Hacker working on code showing data scraping and data published on hacking forum

Over 2.6 Million Duolingo User Records Obtained via Data Scraping Published on Hacking Forum

Duolingo user account information obtained via data scraping was recently leaked on an underground hacking forum.

The data includes publicly available names and usernames, private email addresses, phone numbers, experience level, language, learning progress, achievements, social media information, country, role, courses, subscriptions, and account creation date.

Duolingo told Recorded Future’s The Record that threat actors scraped the data from publicly available profile information. The language-learning platform added that its systems were not compromised during the incident.

However, Duolingo failed to explain how threat actors obtained email addresses and other private user information.
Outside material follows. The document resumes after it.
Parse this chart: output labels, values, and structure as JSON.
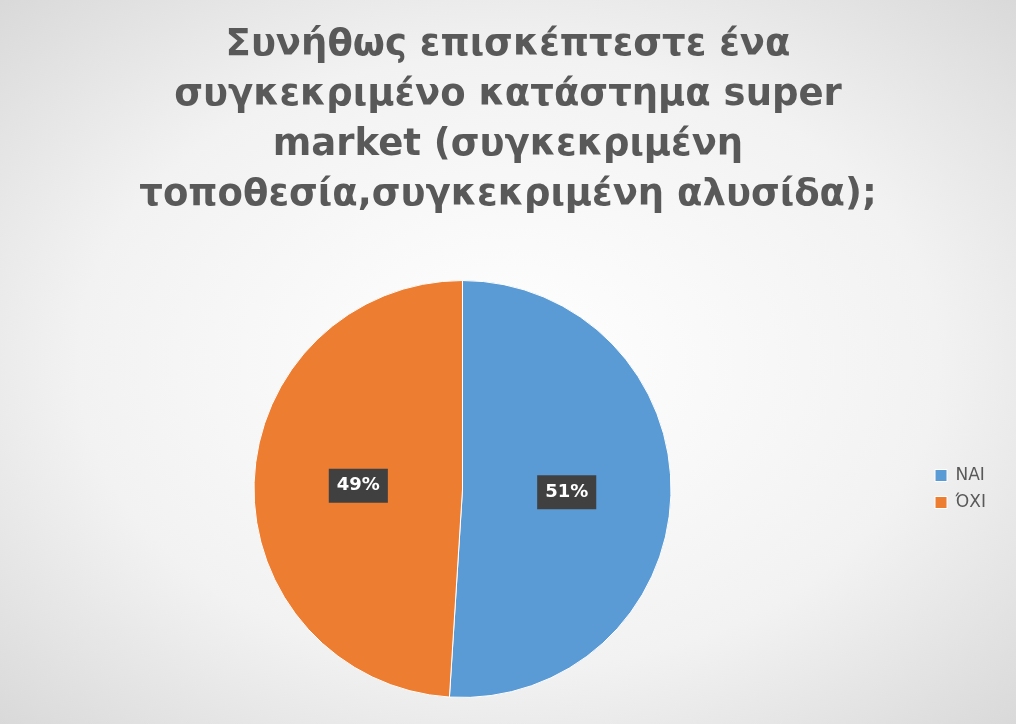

Hacking forum selling Duolingo user data for $2

VX Underground reported that threat actors published scraped data of 2.6 million Duolingo users on August 21, 2023, on a hacking forum for 8 credits worth only $2.13.

“Today I have uploaded the Duolingo Scrape for you to download, thanks for reading and enjoy!,” the seller posted on the hacking forum.

On January 2023, a threat actor was selling the same data on the Breached hacking forum for $1,500.

Researchers explained that the private information was obtained by scraping an exposed application programming interface (API). The exposed API allows anybody to submit an email address and confirm if it is associated with a Duolingo account. On success, it returns personal data associated with the username.

Subsequently, threat actors could use emails leaked in previous data breaches to confirm if the user has a Duolingo account.

The previously leaked users’ data could contain additional information, such as phone numbers, allowing threat actors to execute social engineering and targeted phishing attacks on Duolingo users.

However, Max Gannon, a Senior Cyber Threat Intelligence Analyst at Cofense, believes the scraped data is worthless except for targeted attacks.

“The scraped data doesn’t have much value outside of targeted attacks where the attacker spoofs Duolingo, this is demonstrated by the fact that the dump is now only worth $2.13,” Gannon said. “The only mitigation steps that can be taken are for users of Duolingo to be particularly suspicious of potentially spoofed communications.”

VX Underground also suggested that the information could be used for doxxing, a cyber attack involving publishing someone’s personal information online.

X (formerly Twitter) users have discussed Duolingo’s exposed API, which was still publicly accessible at the time of publication, since March.

“The Duolingo data breach highlights the vulnerabilities posed by poorly secured APIs and the potential for business logic abuse by threat actors,” said Jason Kent, Hacker in Residence, Cequence Security.

“In this case, the breach was not a result of traditional hacking methods but rather the exploitation of an exposed API that had been openly shared since at least March 2023.”

Massive data scraping leaks have led to stern legal and regulatory actions

Data scraping has exposed billions of users, leading to stern regulatory actions and multiple lawsuits.

In 2022, the Irish Data Protection Commission (DPC) fined Meta €265 million after a data scraping incident exposed 533 million users via the ‘Add Friend’ feature.

The DPC is investigating another bug exposing the email addresses and other personal information of over 200 million Twitter users.

In April 2021, the personal information of 150 million LinkedIn users obtained via data scraping was listed for sale on a hacking forum. Shortly after, another trove of 500 million records from the same employment platform was listed on another hacking forum.

Data scraping remains controversial, with website owners obligated to protect users against scraping, even for publicly available information.

“This is yet another example why every online service should take proactive security measures to prevent mass data scraping,” said Roger Grimes, Data-Driven Defense Evangelist at KnowBe4. “This isn’t a research project where some computer security defender noticed an error that needs to be fixed.”

According to an August 2023 joint regulatory statement by the Global Privacy Assembly (GPA), websites should “carefully consider the legality of different types of data scraping in the jurisdictions applicable to them and implement measures to protect against unlawful data scraping.”